I Am Bradley Manning - volandovengo
http://iam.bradleymanning.org/

======
mpyne
1\. I like how they attack the strawman with their "aiding the enemy" means
"the public is the enemy?!?" claim. They were suspiciously quiet about the
news OBL (presumably an enemy) had information leaked by Pfc. Manning.

But I suppose propaganda techniques are only wrong when it's the government or
McDonald's, eh?

2\. Manning has _explicitly_ been removed from death penalty consideration
earlier in the trial process. The prosecutor had to make that declaration
already, so it's not something they can back out of. But I guess lies are only
wrong when said by the government?

3\. I'm not so sure that they would _want_ him to take credit for the tens of
thousands of persons killed in the aggregate from Arab Spring uprisings. Even
if we consider the formation of democracies a benefit worth the price, that
same exact logic would also justify the 2003 invasion of Iraq...

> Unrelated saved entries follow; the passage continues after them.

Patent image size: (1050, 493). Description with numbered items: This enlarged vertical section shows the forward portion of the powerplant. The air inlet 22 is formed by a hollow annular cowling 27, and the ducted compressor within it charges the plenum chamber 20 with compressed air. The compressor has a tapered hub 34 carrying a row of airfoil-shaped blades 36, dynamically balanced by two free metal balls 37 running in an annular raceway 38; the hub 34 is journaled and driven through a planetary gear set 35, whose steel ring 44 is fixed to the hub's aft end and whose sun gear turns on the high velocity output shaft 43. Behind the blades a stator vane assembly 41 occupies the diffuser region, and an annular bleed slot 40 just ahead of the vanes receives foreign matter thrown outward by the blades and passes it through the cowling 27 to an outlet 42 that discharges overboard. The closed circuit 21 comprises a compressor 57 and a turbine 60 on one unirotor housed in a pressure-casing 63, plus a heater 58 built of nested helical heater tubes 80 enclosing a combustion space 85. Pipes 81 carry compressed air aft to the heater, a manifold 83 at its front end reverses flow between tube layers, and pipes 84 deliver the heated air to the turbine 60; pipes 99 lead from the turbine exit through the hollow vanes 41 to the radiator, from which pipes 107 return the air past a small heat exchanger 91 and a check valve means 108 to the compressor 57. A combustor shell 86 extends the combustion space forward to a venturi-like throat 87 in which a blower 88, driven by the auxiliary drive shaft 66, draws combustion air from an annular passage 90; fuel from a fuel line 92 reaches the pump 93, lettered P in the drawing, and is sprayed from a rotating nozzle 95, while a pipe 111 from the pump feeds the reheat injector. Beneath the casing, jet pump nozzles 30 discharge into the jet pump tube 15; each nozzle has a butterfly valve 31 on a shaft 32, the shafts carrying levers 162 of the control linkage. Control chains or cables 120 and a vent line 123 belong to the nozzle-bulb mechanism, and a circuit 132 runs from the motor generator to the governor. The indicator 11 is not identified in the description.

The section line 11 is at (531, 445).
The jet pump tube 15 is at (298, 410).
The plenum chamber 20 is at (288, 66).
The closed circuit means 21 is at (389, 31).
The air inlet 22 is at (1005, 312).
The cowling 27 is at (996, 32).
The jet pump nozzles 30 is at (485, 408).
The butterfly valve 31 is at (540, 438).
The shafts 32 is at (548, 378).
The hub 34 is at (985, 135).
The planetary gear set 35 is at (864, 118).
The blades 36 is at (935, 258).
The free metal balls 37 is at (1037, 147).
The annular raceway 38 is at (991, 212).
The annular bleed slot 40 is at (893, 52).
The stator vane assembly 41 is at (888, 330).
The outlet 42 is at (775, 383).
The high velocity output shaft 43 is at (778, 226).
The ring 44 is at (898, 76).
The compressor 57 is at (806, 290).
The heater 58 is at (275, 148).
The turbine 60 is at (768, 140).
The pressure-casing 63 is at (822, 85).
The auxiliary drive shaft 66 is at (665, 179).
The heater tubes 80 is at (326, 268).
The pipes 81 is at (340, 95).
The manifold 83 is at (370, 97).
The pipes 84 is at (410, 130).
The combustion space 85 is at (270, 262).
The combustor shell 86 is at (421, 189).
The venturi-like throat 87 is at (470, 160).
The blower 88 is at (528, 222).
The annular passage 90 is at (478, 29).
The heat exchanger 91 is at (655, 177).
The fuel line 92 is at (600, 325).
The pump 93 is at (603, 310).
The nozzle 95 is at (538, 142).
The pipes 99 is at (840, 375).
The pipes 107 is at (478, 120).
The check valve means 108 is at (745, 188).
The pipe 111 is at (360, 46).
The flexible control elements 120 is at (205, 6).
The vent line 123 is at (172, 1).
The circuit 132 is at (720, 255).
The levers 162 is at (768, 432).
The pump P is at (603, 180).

3a. "There is no evidence that anyone died as a result of the leaked
information...". Contrast with "The information that Bradley gave to the
public has been a catalyst for pro-democracy movements in the Arab world...".

Alright guys, either have the cake, or eat the cake. If he truly catalyzed the
Arab Spring then some number of persons died as a result of the leaked
information. If no one died because of information he leaked then why try to
claim credit for those uprisings?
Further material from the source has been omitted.